I had my first drive in Auckland city today since the ‘Safe Speeds’ program was enforced, dropping the maximum speed from 50km/h to 30km/h. I thought I’d try Queen Street to see what that looked like now. Lots of empty shops, lots of people on rental scooters, many buses, and a moderate number of warmly dressed pedestrians.
It took me 25 minutes to drive from top to bottom, but that was because of traffic light phasing, not the speed zone. I have to say pedestrians get a great run and of course, they are trying to discourage cars. Mission accomplished, I won’t be driving down Queen Street again in a hurry.
Then I turned onto Fanshaw Street and it reminded me of when the North Western Motorway north of the Waterview Tunnel was 80km/h and, observing the speed limit, I was the slowest car on the motorway.
The AT Metro bus in front of me ignored the 30km/h zone and sped off at around 50km/h leaving me in its wake, to observe the legal speed limit. Several other drivers, frustrated at sitting behind me, went for the gaps to get past, giving me dirty looks in the process, for holding them up. I wasn’t going to risk a speeding ticket for doing 20km/h over the speed limit, although there wasn’t a cop in sight.

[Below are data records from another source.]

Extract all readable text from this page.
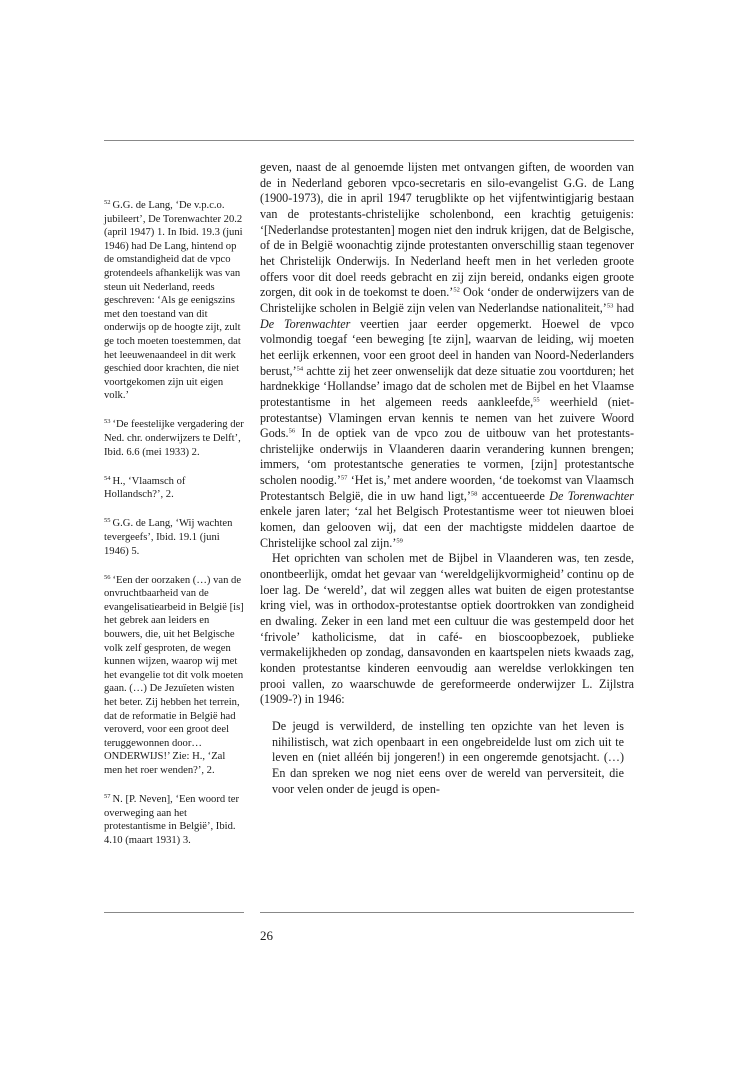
$^{52}$ G.G. de Lang, ‘De v.p.c.o. jubileert’, De Torenwachter 20.2 (april 1947) 1. In Ibid. 19.3 (juni 1946) had De Lang, hintend op de omstandigheid dat de vpco grotendeels afhankelijk was van steun uit Nederland, reeds geschreven: ‘Als ge eenigszins met den toestand van dit onderwijs op de hoogte zijt, zult ge toch moeten toestemmen, dat het leeuwenaandeel in dit werk geschied door krachten, die niet voortgekomen zijn uit eigen volk.’

$^{53}$ ‘De feestelijke vergadering der Ned. chr. onderwijzers te Delft’, Ibid. 6.6 (mei 1933) 2.

$^{54}$ H., ‘Vlaamsch of Hollandsch?’, 2.

$^{55}$ G.G. de Lang, ‘Wij wachten tevergeefs’, Ibid. 19.1 (juni 1946) 5.

$^{56}$ ‘Een der oorzaken (…) van de onvruchtbaarheid van de evangelisatiearbeid in België [is] het gebrek aan leiders en bouwers, die, uit het Belgische volk zelf gesproten, de wegen kunnen wijzen, waarop wij met het evangelie tot dit volk moeten gaan. (…) De Jezuïeten wisten het beter. Zij hebben het terrein, dat de reformatie in België had veroverd, voor een groot deel teruggewonnen door… ONDERWIJS!’ Zie: H., ‘Zal men het roer wenden?’, 2.

$^{57}$ N. [P. Neven], ‘Een woord ter overweging aan het protestantisme in België’, Ibid. 4.10 (maart 1931) 3.

geven, naast de al genoemde lijsten met ontvangen giften, de woorden van de in Nederland geboren vpco-secretaris en silo-evangelist G.G. de Lang (1900-1973), die in april 1947 terugblikte op het vijfentwintigjarig bestaan van de protestants-christelijke scholenbond, een krachtig getuigenis: ‘[Nederlandse protestanten] mogen niet den indruk krijgen, dat de Belgische, of de in België woonachtig zijnde protestanten onverschillig staan tegenover het Christelijk Onderwijs. In Nederland heeft men in het verleden groote offers voor dit doel reeds gebracht en zij zijn bereid, ondanks eigen groote zorgen, dit ook in de toekomst te doen.’$^{52}$ Ook ‘onder de onderwijzers van de Christelijke scholen in België zijn velen van Nederlandse nationaliteit,’$^{53}$ had De Torenwachter veertien jaar eerder opgemerkt. Hoewel de vpco volmondig toegaf ‘een beweging [te zijn], waarvan de leiding, wij moeten het eerlijk erkennen, voor een groot deel in handen van Noord-Nederlanders berust,’$^{54}$ achtte zij het zeer onwenselijk dat deze situatie zou voortduren; het hardnekkige ‘Hollandse’ imago dat de scholen met de Bijbel en het Vlaamse protestantisme in het algemeen reeds aankleefde,$^{55}$ weerhield (niet-protestantse) Vlamingen ervan kennis te nemen van het zuivere Woord Gods.$^{56}$ In de optiek van de vpco zou de uitbouw van het protestants-christelijke onderwijs in Vlaanderen daarin verandering kunnen brengen; immers, ‘om protestantsche generaties te vormen, [zijn] protestantsche scholen noodig.’$^{57}$ ‘Het is,’ met andere woorden, ‘de toekomst van Vlaamsch Protestantsch België, die in uw hand ligt,’$^{58}$ accentueerde De Torenwachter enkele jaren later; ‘zal het Belgisch Protestantisme weer tot nieuwen bloei komen, dan gelooven wij, dat een der machtigste middelen daartoe de Christelijke school zal zijn.’$^{59}$

Het oprichten van scholen met de Bijbel in Vlaanderen was, ten zesde, onontbeerlijk, omdat het gevaar van ‘wereldgelijkvormigheid’ continu op de loer lag. De ‘wereld’, dat wil zeggen alles wat buiten de eigen protestantse kring viel, was in orthodox-protestantse optiek doortrokken van zondigheid en dwaling. Zeker in een land met een cultuur die was gestempeld door het ‘frivole’ katholicisme, dat in café- en bioscoopbezoek, publieke vermakelijkheden op zondag, dansavonden en kaartspelen niets kwaads zag, konden protestantse kinderen eenvoudig aan wereldse verlokkingen ten prooi vallen, zo waarschuwde de gereformeerde onderwijzer L. Zijlstra (1909-?) in 1946:

De jeugd is verwilderd, de instelling ten opzichte van het leven is nihilistisch, wat zich openbaart in een ongebreidelde lust om zich uit te leven en (niet alléén bij jongeren!) in een ongeremde genotsjacht. (…) En dan spreken we nog niet eens over de wereld van perversiteit, die voor velen onder de jeugd is open-

26
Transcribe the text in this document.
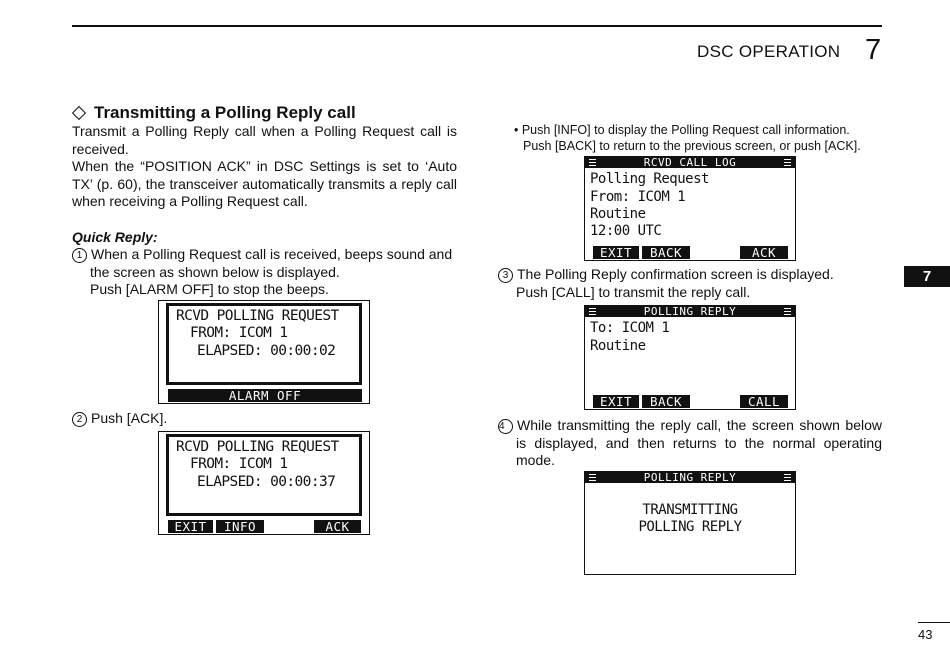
DSC OPERATION 7
7
Transmitting a Polling Reply call
Transmit a Polling Reply call when a Polling Request call is received.
When the “POSITION ACK” in DSC Settings is set to ‘Auto TX’ (p. 60), the transceiver automatically transmits a reply call when receiving a Polling Request call.
Quick Reply:
1 When a Polling Request call is received, beeps sound and
the screen as shown below is displayed.
Push [ALARM OFF] to stop the beeps.
RCVD POLLING REQUEST
FROM: ICOM 1
ELAPSED: 00:00:02
ALARM OFF
2 Push [ACK].
RCVD POLLING REQUEST
FROM: ICOM 1
ELAPSED: 00:00:37
EXIT	INFO	ACK
• Push [INFO] to display the Polling Request call information.
Push [BACK] to return to the previous screen, or push [ACK].
RCVD CALL LOG
Polling Request
From: ICOM 1
Routine
12:00 UTC
EXIT	BACK	ACK
3 The Polling Reply confirmation screen is displayed.
Push [CALL] to transmit the reply call.
POLLING REPLY
To: ICOM 1
Routine
EXIT	BACK	CALL
4 While transmitting the reply call, the screen shown below
is displayed, and then returns to the normal operating
mode.
POLLING REPLY
TRANSMITTING
POLLING REPLY
43
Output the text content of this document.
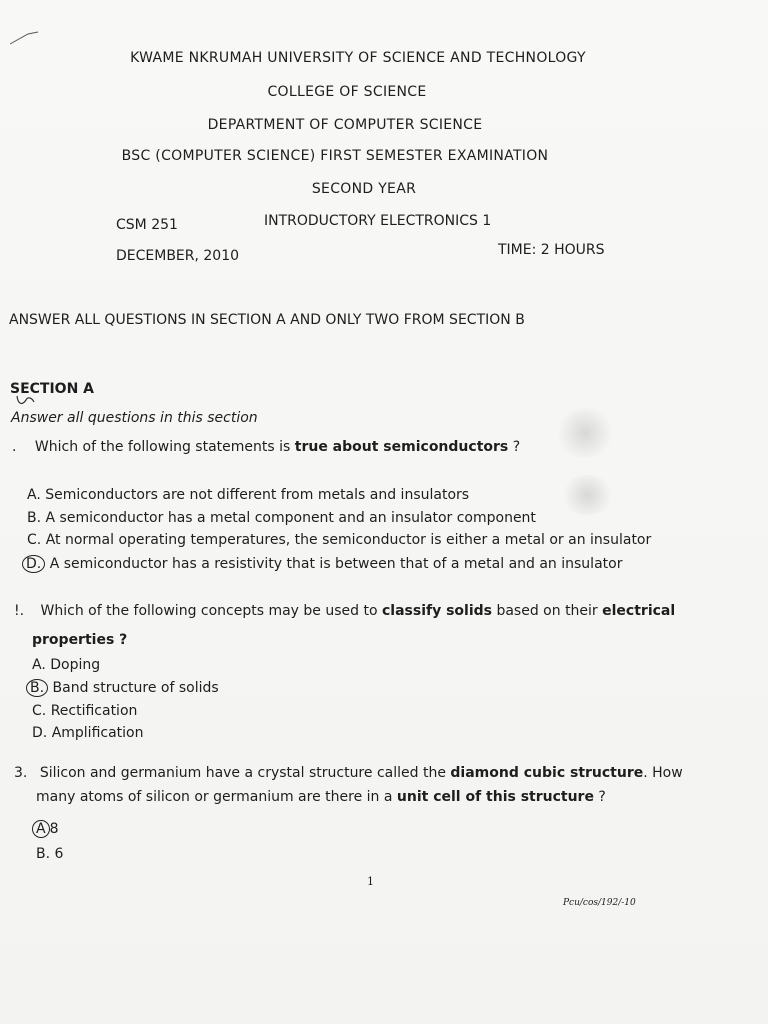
KWAME NKRUMAH UNIVERSITY OF SCIENCE AND TECHNOLOGY
COLLEGE OF SCIENCE
DEPARTMENT OF COMPUTER SCIENCE
BSC (COMPUTER SCIENCE) FIRST SEMESTER EXAMINATION
SECOND YEAR
CSM 251	INTRODUCTORY ELECTRONICS 1
DECEMBER, 2010	TIME: 2 HOURS
ANSWER ALL QUESTIONS IN SECTION A AND ONLY TWO FROM SECTION B
SECTION A
Answer all questions in this section
. Which of the following statements is true about semiconductors ?
A. Semiconductors are not different from metals and insulators
B. A semiconductor has a metal component and an insulator component
C. At normal operating temperatures, the semiconductor is either a metal or an insulator
D. A semiconductor has a resistivity that is between that of a metal and an insulator
!. Which of the following concepts may be used to classify solids based on their electrical
properties ?
A. Doping
B. Band structure of solids
C. Rectification
D. Amplification
3. Silicon and germanium have a crystal structure called the diamond cubic structure. How
many atoms of silicon or germanium are there in a unit cell of this structure ?
A 8
B. 6
1
Pcu/cos/192/-10
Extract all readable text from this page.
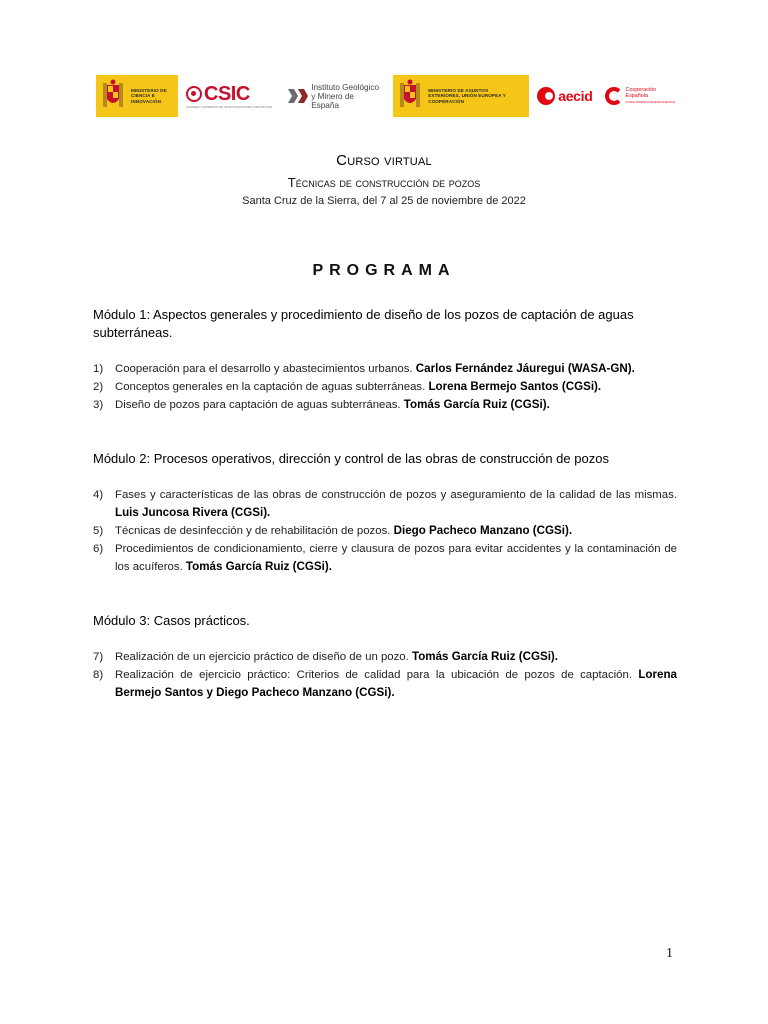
MINISTERIO DE CIENCIA E INNOVACIÓN	CSIC
CONSEJO SUPERIOR DE INVESTIGACIONES CIENTÍFICAS
Instituto Geológico y Minero de España
MINISTERIO DE ASUNTOS EXTERIORES, UNIÓN EUROPEA Y COOPERACIÓN	aecid	Cooperación
Española
CONOCIMIENTO/INTERCONEXIÓN
Curso virtual
Técnicas de construcción de pozos
Santa Cruz de la Sierra, del 7 al 25 de noviembre de 2022
PROGRAMA

Módulo 1: Aspectos generales y procedimiento de diseño de los pozos de captación de aguas subterráneas.

1)	Cooperación para el desarrollo y abastecimientos urbanos. Carlos Fernández Jáuregui (WASA-GN).
2)	Conceptos generales en la captación de aguas subterráneas. Lorena Bermejo Santos (CGSi).
3)	Diseño de pozos para captación de aguas subterráneas. Tomás García Ruiz (CGSi).

Módulo 2: Procesos operativos, dirección y control de las obras de construcción de pozos

4)	Fases y características de las obras de construcción de pozos y aseguramiento de la calidad de las mismas. Luis Juncosa Rivera (CGSi).
5)	Técnicas de desinfección y de rehabilitación de pozos. Diego Pacheco Manzano (CGSi).
6)	Procedimientos de condicionamiento, cierre y clausura de pozos para evitar accidentes y la contaminación de los acuíferos. Tomás García Ruiz (CGSi).

Módulo 3: Casos prácticos.

7)	Realización de un ejercicio práctico de diseño de un pozo. Tomás García Ruiz (CGSi).
8)	Realización de ejercicio práctico: Criterios de calidad para la ubicación de pozos de captación. Lorena Bermejo Santos y Diego Pacheco Manzano (CGSi).
1
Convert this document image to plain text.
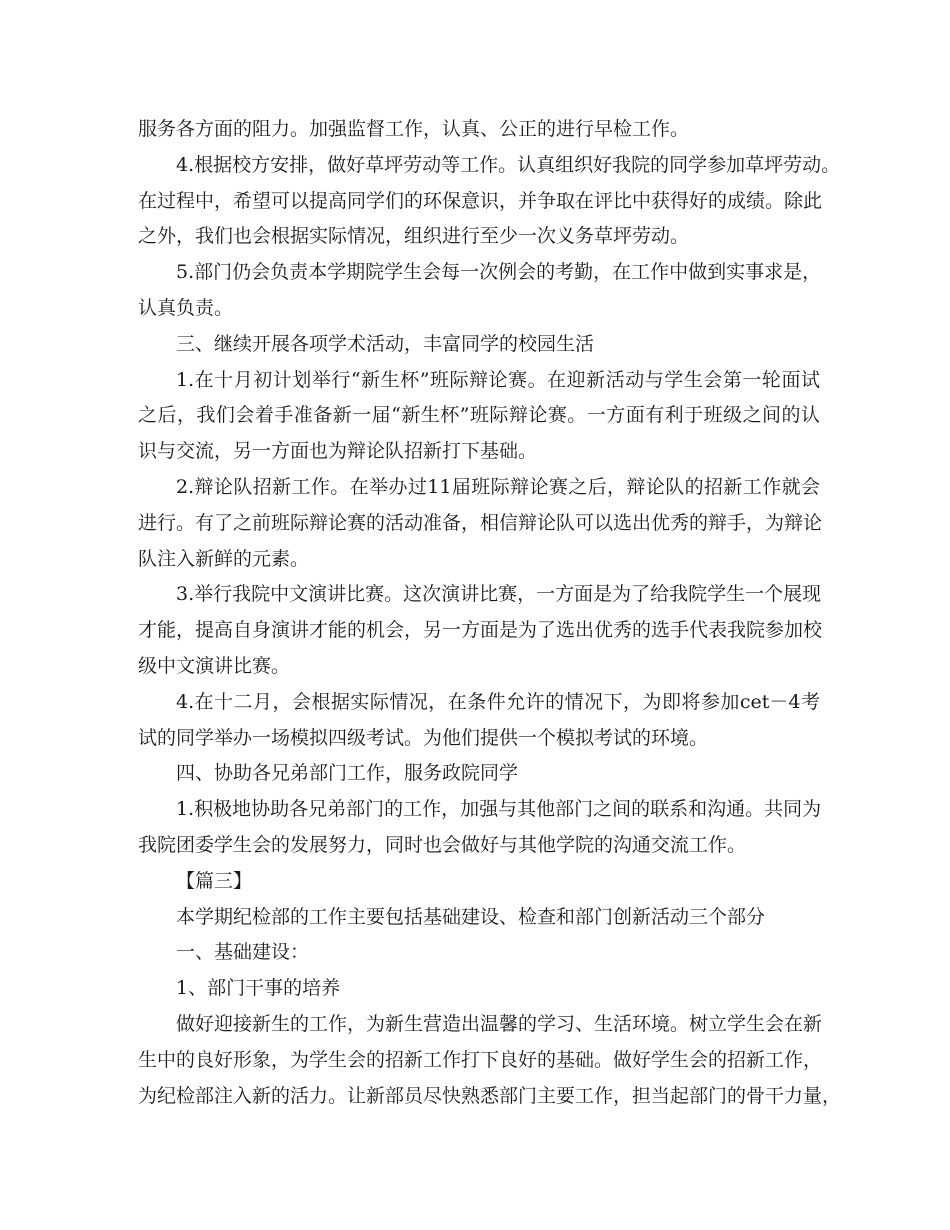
服务各方面的阻力。加强监督工作，认真、公正的进行早检工作。
4.根据校方安排，做好草坪劳动等工作。认真组织好我院的同学参加草坪劳动。
在过程中，希望可以提高同学们的环保意识，并争取在评比中获得好的成绩。除此
之外，我们也会根据实际情况，组织进行至少一次义务草坪劳动。
5.部门仍会负责本学期院学生会每一次例会的考勤，在工作中做到实事求是，
认真负责。
三、继续开展各项学术活动，丰富同学的校园生活
1.在十月初计划举行“新生杯”班际辩论赛。在迎新活动与学生会第一轮面试
之后，我们会着手准备新一届“新生杯”班际辩论赛。一方面有利于班级之间的认
识与交流，另一方面也为辩论队招新打下基础。
2.辩论队招新工作。在举办过11届班际辩论赛之后，辩论队的招新工作就会
进行。有了之前班际辩论赛的活动准备，相信辩论队可以选出优秀的辩手，为辩论
队注入新鲜的元素。
3.举行我院中文演讲比赛。这次演讲比赛，一方面是为了给我院学生一个展现
才能，提高自身演讲才能的机会，另一方面是为了选出优秀的选手代表我院参加校
级中文演讲比赛。
4.在十二月，会根据实际情况，在条件允许的情况下，为即将参加cet－4考
试的同学举办一场模拟四级考试。为他们提供一个模拟考试的环境。
四、协助各兄弟部门工作，服务政院同学
1.积极地协助各兄弟部门的工作，加强与其他部门之间的联系和沟通。共同为
我院团委学生会的发展努力，同时也会做好与其他学院的沟通交流工作。
【篇三】
本学期纪检部的工作主要包括基础建设、检查和部门创新活动三个部分
一、基础建设：
1、部门干事的培养
做好迎接新生的工作，为新生营造出温馨的学习、生活环境。树立学生会在新
生中的良好形象，为学生会的招新工作打下良好的基础。做好学生会的招新工作，
为纪检部注入新的活力。让新部员尽快熟悉部门主要工作，担当起部门的骨干力量，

The intention of the speed change which covers more than 600 roads in Auckland, is to save lives. I’m interested to know if it is reducing the number of injury accidents and deaths, because the way people were cutting and diving around me, I would have thought that the risk for pedestrians, cyclists and people on scooters has increased.
I noted that Barney Irvine of NZ Automobile Association predicted what I experienced today on Stuff late last year. “The theme that comes through really clearly is that people don’t think the changes make sense. If people don’t see a speed limit as credible, they are unlikely to stick to it; and where compliance is low, you don’t get the safety benefits – all you get is higher numbers of infringements. That all adds up to a really poor road safety outcome.”
If you want all the details, you can find the 156 page report from Auckland Transport here, along with a cool video and some interesting statistics. I do have a question about the statistics. They talk about 54 deaths on Auckland roads in 2018, which is terrible, and 595 serious injuries. My question is, how many of those were on the roads which have been reduced from 50km/h to 30km/h?